Şimdi üçüncü doğal yöntem olan “doğru beslenme”den bahsedeceğiz. İşte, çalışan verimliğini artırmak için gerekli olan “doğru beslenme” faktörü!

Çalışan Verimliliği İçin Yaşam Kılavuzu: Doğru Beslenme

Bu konuyu diyet ve beslenme uzmanlarına bırakmakla birlikte işletmelere birkaç küçük tavsiyede bulunmak istiyorum. Öncelikle, firmalar mutlaka en az 1 beslenme uzmanı istihdam etmeli. Zira mutfaktaki başarının iş yerindeki çalışma performansına etki ettiği bilinen bir gerçektir.

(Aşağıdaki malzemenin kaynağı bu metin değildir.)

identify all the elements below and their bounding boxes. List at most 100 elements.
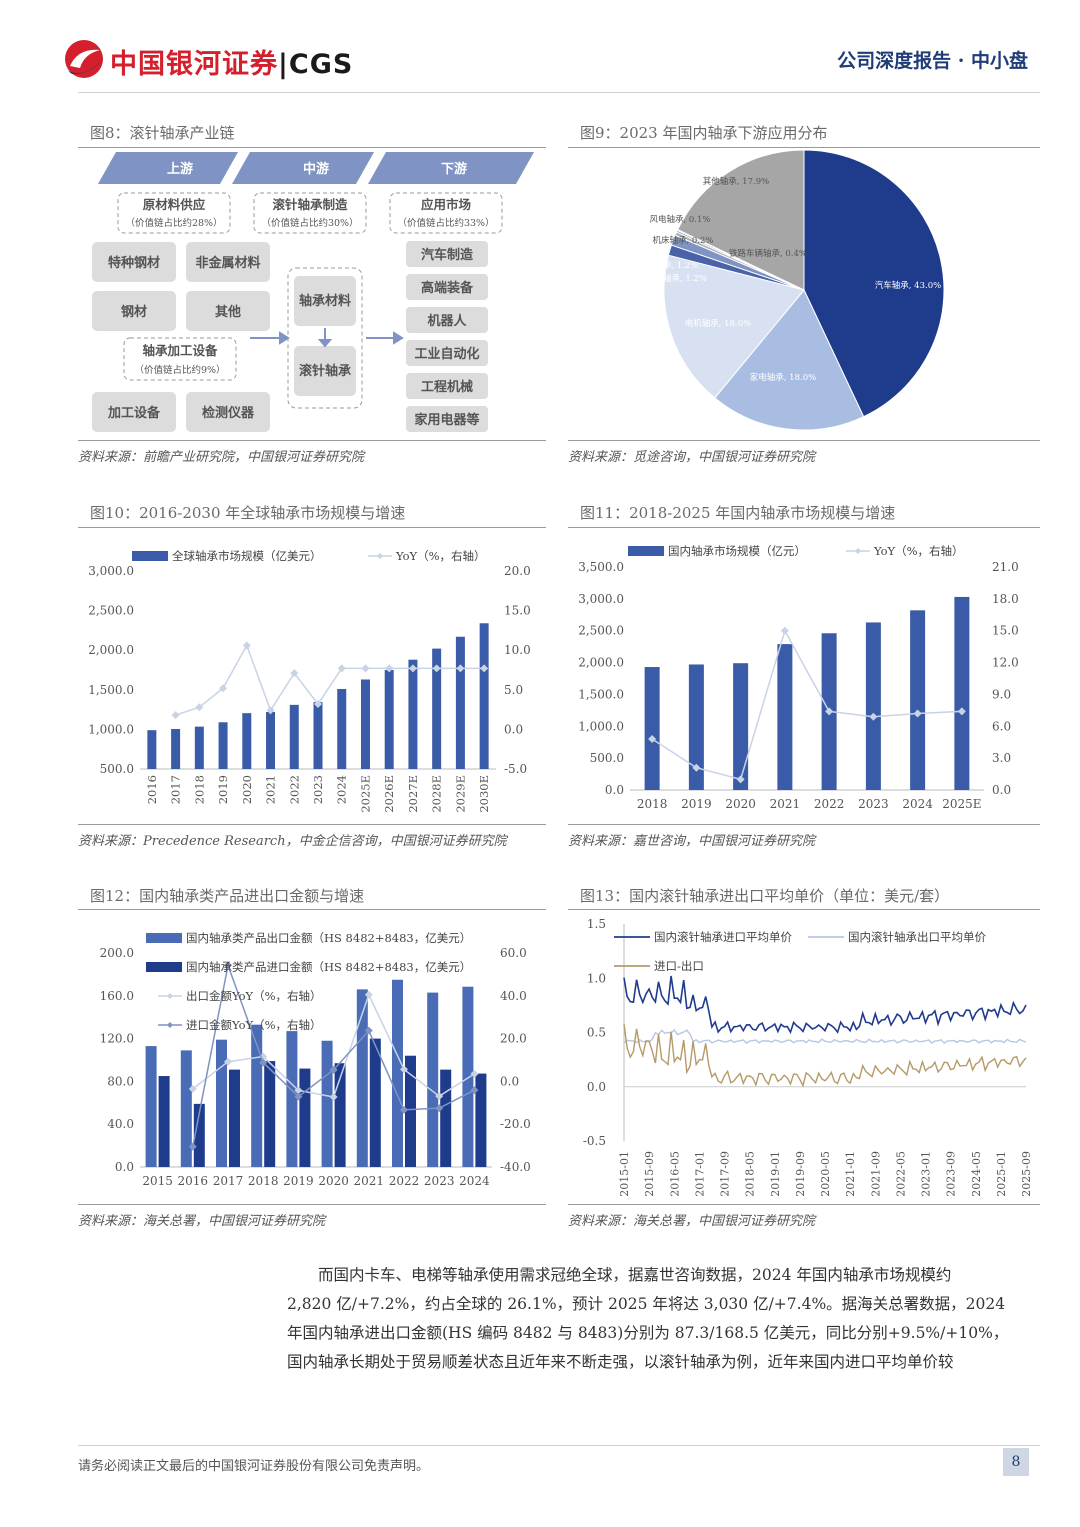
fig13-bottom-rule [568,1204,1040,1205]
x-tick-label: 2024 [335,775,349,804]
fig13-source: 资料来源：海关总署，中国银河证券研究院 [568,1214,816,1229]
bar [158,1076,170,1167]
fig11-bar-line-chart: 3,500.0 3,000.0 2,500.0 2,000.0 1,500.0 1,000… [578,544,1019,811]
fig8-title: 图8：滚针轴承产业链 [90,124,235,142]
arrow-down-icon [317,339,333,348]
line-point [195,703,204,712]
pie-data-label: 家电轴承, 18.0% [750,372,816,383]
y-right-tick-label: 18.0 [992,592,1019,606]
line-point [385,664,394,673]
line-point [435,1104,444,1113]
pie-data-label: 汽车轴承, 43.0% [875,280,941,291]
legend-label: 全球轴承市场规模（亿美元） [172,549,322,563]
y-right-tick-label: 5.0 [504,683,523,697]
line-point [294,1086,303,1095]
legend-label: YoY（%，右轴） [395,549,486,563]
line-point [337,664,346,673]
fig13-top-rule [568,909,1040,910]
y-tick-label: -0.5 [583,1134,606,1148]
x-tick-label: 2015-09 [643,1151,656,1197]
x-tick-label: 2030E [477,775,491,813]
bar [440,1069,452,1167]
body-line: 而国内卡车、电梯等轴承使用需求冠绝全球，据嘉世咨询数据，2024 年国内轴承市场… [287,1266,952,1284]
line-point [470,1086,479,1095]
line-point [432,664,441,673]
bar [865,622,881,790]
fig12-source: 资料来源：海关总署，中国银河证券研究院 [78,1214,326,1229]
fig9-bottom-rule [568,440,1040,441]
line-point [825,707,834,716]
fig9-title: 图9：2023 年国内轴承下游应用分布 [580,124,828,142]
y-tick-label: 120.0 [100,1032,134,1046]
midstream-share: （价值链占比约30%） [261,217,358,229]
bar [733,663,749,790]
x-tick-label: 2024 [902,797,933,811]
x-tick-label: 2018-05 [744,1151,757,1197]
bar [462,986,474,1167]
fig13-line-chart: 1.5 1.0 0.5 0.0 -0.5 2015-01 2015-09 2016-05 201… [583,917,1033,1197]
mid-bearing-material: 轴承材料 [299,293,351,309]
x-tick-label: 2017-01 [693,1151,706,1197]
fig11-source: 资料来源：嘉世咨询，中国银河证券研究院 [568,834,816,849]
x-tick-label: 2019-01 [769,1151,782,1197]
material-steel: 钢材 [121,304,147,320]
bar [405,1055,416,1167]
y-right-tick-label: -5.0 [504,762,527,776]
legend-swatch [855,548,861,554]
x-tick-label: 2019 [681,797,712,811]
y-tick-label: 2,000.0 [578,656,624,670]
y-right-tick-label: 12.0 [992,656,1019,670]
bar [216,1039,227,1167]
fig12-bar-line-chart: 200.0 160.0 120.0 80.0 40.0 0.0 60.0 40.0 20.0 0.… [100,931,531,1188]
bar [360,679,370,769]
legend-label: 国内轴承类产品出口金额（HS 8482+8483，亿美元） [186,931,471,945]
pie-slice [714,289,865,431]
x-tick-label: 2025-01 [995,1151,1008,1197]
header-divider [78,92,1040,93]
bar [688,664,704,790]
bar [337,689,347,769]
legend-swatch [167,1022,173,1028]
material-other: 其他 [215,304,241,320]
x-tick-label: 2025-09 [1020,1151,1033,1197]
pie-data-label: 机床轴承, 0.2% [653,235,714,246]
x-tick-label: 2022 [389,1174,420,1188]
line-point [224,1057,232,1066]
app-high-end-equip: 高端装备 [421,280,474,296]
footer-disclaimer: 请务必阅读正文最后的中国银河证券股份有限公司免责声明。 [78,1459,430,1474]
y-right-tick-label: -20.0 [500,1117,531,1131]
bar [289,704,299,769]
x-tick-label: 2016-05 [668,1151,681,1197]
page-number: 8 [1003,1448,1029,1476]
y-tick-label: 1.5 [587,917,606,931]
x-tick-label: 2019-09 [794,1151,807,1197]
y-tick-label: 0.0 [605,783,624,797]
series-line [623,1023,1027,1088]
line-point [266,706,275,715]
bar [392,979,403,1167]
y-tick-label: 3,500.0 [578,560,624,574]
line-point [364,990,373,999]
y-tick-label: 3,000.0 [88,564,134,578]
x-tick-label: 2025E [942,797,981,811]
y-tick-label: 1.0 [587,971,606,985]
bar [455,636,465,769]
x-tick-label: 2020 [318,1174,349,1188]
x-tick-label: 2018 [637,797,668,811]
line-point [224,961,232,970]
report-type: 公司深度报告 · 中小盘 [837,50,1028,72]
x-tick-label: 2019 [283,1174,314,1188]
stage-upstream: 上游 [167,161,193,177]
fig12-title: 图12：国内轴承类产品进出口金额与增速 [90,887,365,905]
upstream-head: 原材料供应 [143,197,206,212]
line-point [692,763,701,772]
x-tick-label: 2020 [240,775,254,804]
pie-data-label: 电机轴承, 18.0% [685,318,751,329]
y-right-tick-label: 0.0 [992,783,1011,797]
stage-midstream-banner [232,152,374,184]
line-point [913,709,922,718]
x-tick-label: 2023-01 [920,1151,933,1197]
legend-label: 国内轴承市场规模（亿元） [668,544,806,558]
y-tick-label: 500.0 [590,751,624,765]
bar [479,623,489,769]
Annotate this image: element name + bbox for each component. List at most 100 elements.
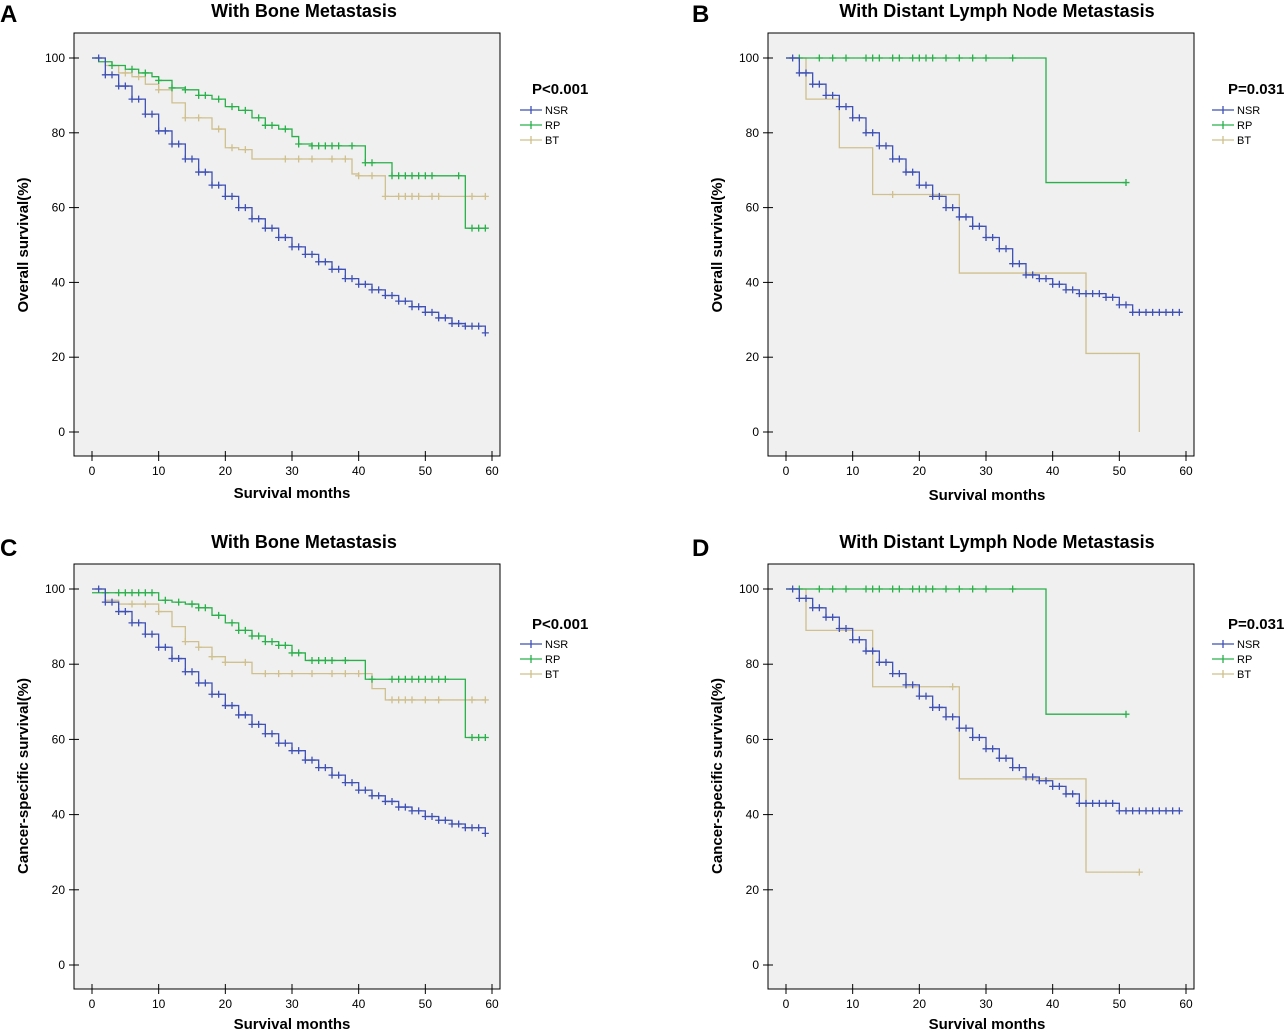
panel-A: A With Bone Metastasis 0 20 40 60 80 100 0 10 20 30…: [0, 1, 588, 502]
censor-mark-nsr: [1075, 799, 1083, 807]
censor-mark-nsr: [441, 816, 449, 824]
censor-mark-rp: [955, 54, 963, 62]
censor-mark-nsr: [955, 213, 963, 221]
censor-mark-nsr: [915, 181, 923, 189]
censor-mark-nsr: [115, 608, 123, 616]
y-tick-label: 20: [746, 883, 760, 897]
censor-mark-bt: [381, 192, 389, 200]
y-tick-label: 40: [746, 275, 760, 289]
censor-mark-rp: [421, 172, 429, 180]
censor-mark-nsr: [261, 730, 269, 738]
censor-mark-bt: [388, 696, 396, 704]
censor-mark-rp: [401, 172, 409, 180]
censor-mark-rp: [321, 656, 329, 664]
censor-mark-nsr: [248, 215, 256, 223]
censor-mark-rp: [261, 638, 269, 646]
censor-mark-nsr: [962, 724, 970, 732]
censor-mark-nsr: [935, 192, 943, 200]
censor-mark-bt: [408, 696, 416, 704]
y-tick-label: 80: [746, 126, 760, 140]
censor-mark-rp: [188, 600, 196, 608]
censor-mark-nsr: [1175, 807, 1183, 815]
censor-mark-bt: [281, 155, 289, 163]
censor-mark-bt: [308, 155, 316, 163]
censor-mark-nsr: [361, 786, 369, 794]
censor-mark-bt: [208, 653, 216, 661]
censor-mark-nsr: [1042, 777, 1050, 785]
censor-mark-nsr: [1142, 807, 1150, 815]
censor-mark-nsr: [448, 820, 456, 828]
censor-mark-rp: [235, 626, 243, 634]
y-tick-label: 100: [45, 51, 65, 65]
censor-mark-nsr: [161, 127, 169, 135]
censor-mark-rp: [255, 632, 263, 640]
legend-label-bt: BT: [545, 135, 559, 147]
censor-mark-rp: [889, 585, 897, 593]
censor-mark-bt: [368, 172, 376, 180]
censor-mark-nsr: [975, 734, 983, 742]
censor-mark-nsr: [281, 234, 289, 242]
censor-mark-nsr: [1095, 290, 1103, 298]
censor-mark-nsr: [348, 275, 356, 283]
censor-mark-nsr: [415, 807, 423, 815]
censor-mark-nsr: [368, 792, 376, 800]
y-tick-label: 80: [52, 657, 66, 671]
censor-mark-nsr: [461, 824, 469, 832]
censor-mark-nsr: [168, 140, 176, 148]
censor-mark-nsr: [221, 702, 229, 710]
y-axis-label: Cancer-specific survival(%): [709, 678, 726, 874]
plot-area: [767, 32, 1195, 457]
censor-mark-rp: [909, 54, 917, 62]
censor-mark-bt: [415, 192, 423, 200]
censor-mark-rp: [281, 641, 289, 649]
censor-mark-rp: [842, 585, 850, 593]
censor-mark-nsr: [168, 655, 176, 663]
censor-mark-nsr: [375, 792, 383, 800]
censor-mark-rp: [128, 589, 136, 597]
censor-mark-rp: [942, 54, 950, 62]
censor-mark-bt: [121, 69, 129, 77]
censor-mark-nsr: [1162, 308, 1170, 316]
censor-mark-rp: [909, 585, 917, 593]
censor-mark-nsr: [1009, 764, 1017, 772]
censor-mark-rp: [395, 172, 403, 180]
censor-mark-rp: [468, 224, 476, 232]
panel-B: B With Distant Lymph Node Metastasis 0 20 40…: [692, 1, 1284, 504]
censor-mark-nsr: [415, 303, 423, 311]
censor-mark-rp: [108, 61, 116, 69]
censor-mark-nsr: [161, 643, 169, 651]
x-axis-label: Survival months: [929, 1016, 1046, 1030]
censor-mark-nsr: [1135, 807, 1143, 815]
censor-mark-nsr: [849, 636, 857, 644]
censor-mark-rp: [368, 675, 376, 683]
censor-mark-rp: [401, 675, 409, 683]
censor-mark-nsr: [355, 786, 363, 794]
censor-mark-nsr: [815, 604, 823, 612]
censor-mark-bt: [241, 146, 249, 154]
censor-mark-nsr: [962, 213, 970, 221]
censor-mark-bt: [889, 191, 897, 199]
y-tick-label: 0: [58, 425, 65, 439]
x-tick-label: 30: [285, 464, 299, 478]
x-tick-label: 20: [219, 997, 233, 1011]
censor-mark-nsr: [1169, 308, 1177, 316]
series-line-bt: [786, 57, 1140, 432]
censor-mark-bt: [128, 600, 136, 608]
legend-label-bt: BT: [1237, 135, 1251, 147]
censor-mark-nsr: [388, 797, 396, 805]
censor-mark-rp: [875, 54, 883, 62]
censor-mark-nsr: [1162, 807, 1170, 815]
censor-mark-rp: [408, 675, 416, 683]
censor-mark-nsr: [321, 764, 329, 772]
legend-label-bt: BT: [1237, 669, 1251, 681]
censor-mark-rp: [335, 142, 343, 150]
censor-mark-nsr: [929, 703, 937, 711]
censor-mark-nsr: [421, 308, 429, 316]
censor-mark-nsr: [355, 280, 363, 288]
x-tick-label: 20: [913, 997, 927, 1011]
censor-mark-nsr: [1035, 275, 1043, 283]
censor-mark-nsr: [195, 679, 203, 687]
censor-mark-nsr: [795, 69, 803, 77]
censor-mark-nsr: [435, 816, 443, 824]
censor-mark-nsr: [321, 258, 329, 266]
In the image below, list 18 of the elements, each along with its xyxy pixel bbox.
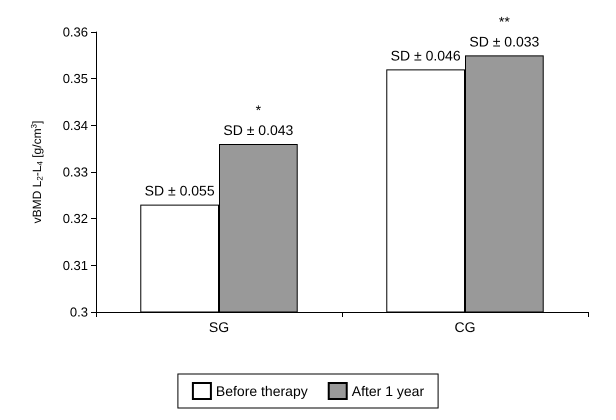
annotation: SD ± 0.046 bbox=[390, 47, 461, 64]
legend-label: Before therapy bbox=[216, 383, 308, 399]
legend-label: After 1 year bbox=[352, 383, 424, 399]
y-axis-title: vBMD L2-L4 [g/cm3] bbox=[30, 120, 44, 224]
annotation: SD ± 0.043 bbox=[223, 122, 294, 138]
y-tick-label: 0.34 bbox=[62, 118, 88, 133]
y-tick-label: 0.32 bbox=[62, 211, 88, 226]
x-tick-label: SG bbox=[208, 319, 230, 335]
y-tick-label: 0.33 bbox=[62, 164, 88, 180]
y-tick-label: 0.3 bbox=[70, 304, 88, 320]
text: ** bbox=[498, 13, 510, 30]
annotation: SD ± 0.055 bbox=[144, 182, 215, 199]
y-tick-label: 0.31 bbox=[62, 258, 88, 273]
y-tick-label: 0.35 bbox=[62, 71, 88, 86]
x-tick-label: CG bbox=[454, 319, 476, 335]
annotation: SD ± 0.033 bbox=[469, 33, 540, 50]
annotation: * bbox=[256, 102, 262, 118]
y-tick-label: 0.36 bbox=[62, 24, 88, 40]
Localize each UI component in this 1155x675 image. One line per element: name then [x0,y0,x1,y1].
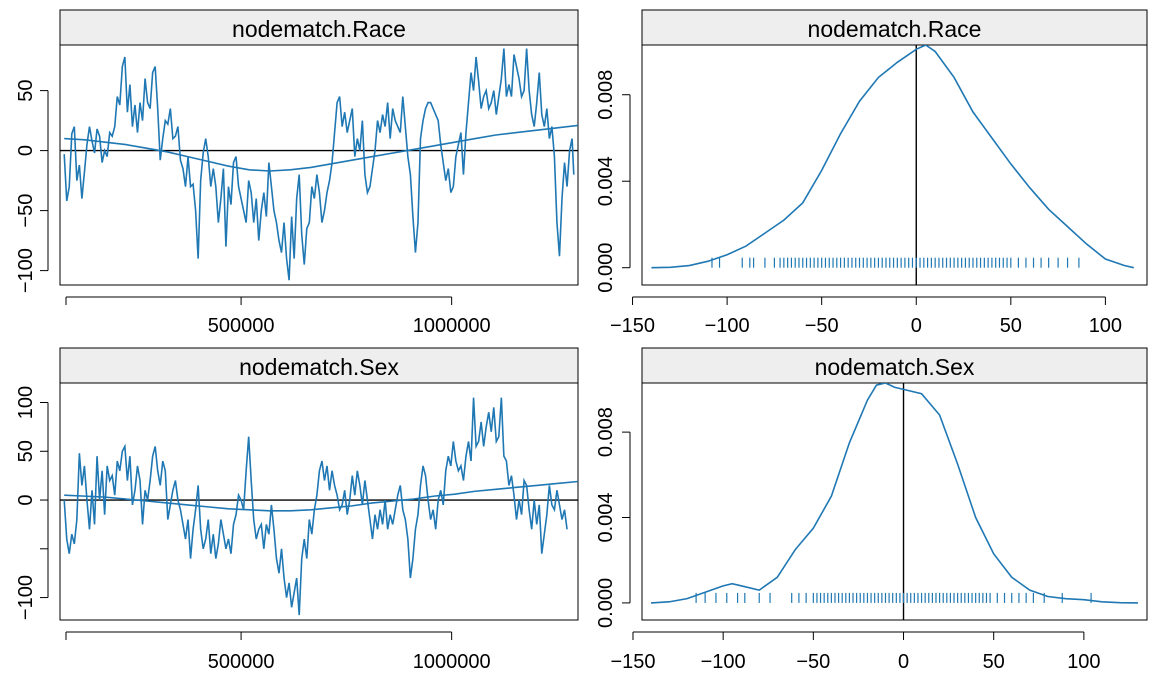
y-tick-label: 0.008 [595,70,617,120]
x-tick-label: 50 [1000,315,1022,337]
plot-data [60,48,578,281]
smooth-trend-line [64,124,578,172]
x-tick-label: −50 [805,315,839,337]
y-tick-label: 0.000 [595,243,617,293]
x-tick-label: 100 [1089,315,1122,337]
y-tick-label: 0.008 [595,407,617,457]
x-tick-label: −100 [705,315,750,337]
plot-frame [59,382,579,621]
plot-data [650,383,1138,620]
panel-3: nodematch.Sex 500000 1000000 −100 0 50 100 [15,347,579,673]
x-tick-label: −100 [701,651,746,673]
plot-data [60,397,578,616]
y-tick-label: 0.004 [595,492,617,542]
y-tick-label: 50 [15,440,37,462]
trace-series-line [63,397,568,616]
x-tick-label: 50 [983,651,1005,673]
x-tick-label: 1000000 [413,651,491,673]
panel-title: nodematch.Race [232,16,406,42]
panel-title: nodematch.Sex [239,354,399,380]
x-tick-label: −50 [796,651,830,673]
density-curve [651,45,1134,269]
x-tick-label: 500000 [208,651,275,673]
panel-1: nodematch.Race 500000 1000000 −100 −50 0 50 [15,9,579,337]
panel-strip [59,9,579,46]
y-tick-label: 100 [15,386,37,419]
plot-frame [641,44,1148,286]
x-tick-label: 0 [911,315,922,337]
x-tick-label: −150 [610,315,655,337]
y-tick-label: 0.004 [595,156,617,206]
trace-series-line [63,48,575,281]
plot-frame [59,44,579,286]
panel-strip [641,347,1148,384]
y-tick-label: −100 [15,248,37,293]
y-tick-label: 0 [15,145,37,156]
y-tick-label: 0.000 [595,578,617,628]
plot-data [651,45,1134,285]
y-tick-label: 0 [15,494,37,505]
y-tick-label: −50 [15,194,37,228]
x-tick-label: 1000000 [413,315,491,337]
panel-title: nodematch.Sex [815,354,975,380]
panel-4: nodematch.Sex −150 −100 −50 0 50 100 0.000 0.004… [595,347,1148,673]
x-tick-label: −150 [610,651,655,673]
x-tick-label: 0 [898,651,909,673]
panel-2: nodematch.Race −150 −100 −50 0 50 100 0.000 0.00… [595,9,1148,337]
panel-title: nodematch.Race [808,16,982,42]
y-tick-label: 50 [15,79,37,101]
smooth-trend-line [64,480,578,512]
plot-frame [641,382,1148,621]
x-tick-label: 500000 [208,315,275,337]
y-tick-label: −100 [15,575,37,620]
panel-strip [59,347,579,384]
density-curve [650,383,1138,604]
x-tick-label: 100 [1067,651,1100,673]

Öte yandan vücudumuzun tüm besin öğelerine ihtiyacı vardır. Bu yüzden tek taraflı beslenmek yanlıştır. İnsanlar; enerjisini karbonhidrat, protein ve yağlardan sağlar. Bu besin öğelerinin günlük alım düzeyleri bizim için ciddi anlamda önemlidir.

Doğru Beslenmenin Önemi

Bu arada her bireyin kendine özgü enerji gereksinimi vardır. Buna ek olarak bireylerin günlük alması gereken vitamin ve mineral oranları birbirinden farklılık gösterebilmektedir. Bu öğelerin yetersiz alımıyla vücutta sadece zayıflama meydana gelmez. Aynı zamanda bu durum vücudu birçok hastalığa yatkın hale getirir.

Beslenme yetersizliği gibi aşırı beslenme de kişiyi rahatsız eder ve vücudu şişmanlatır. Bu durum beraberinde çeşitli komplikasyonlar meydana getirir. Benim belirlediğim genel prensip şu:
“İdrarını sarartma, dışkını karartma”

Beslenme anne karnında başlar; bebeklik, çocukluk, yetişkinlik ve yaşlılık boyunca devam eder. Kişinin beslenmesine verdiği önem onun gün boyunca aktif ve zinde olmasını sağlayacaktır. Bu da hem sosyal yaşantısına hem de iş yerindeki çalışma performansına yansıyacaktır. Tüm bunları göz önünde tutarak; beslenmeye hayatın belirli dönemlerinde değil yaşam boyu önem vermek gerekir diyebiliriz.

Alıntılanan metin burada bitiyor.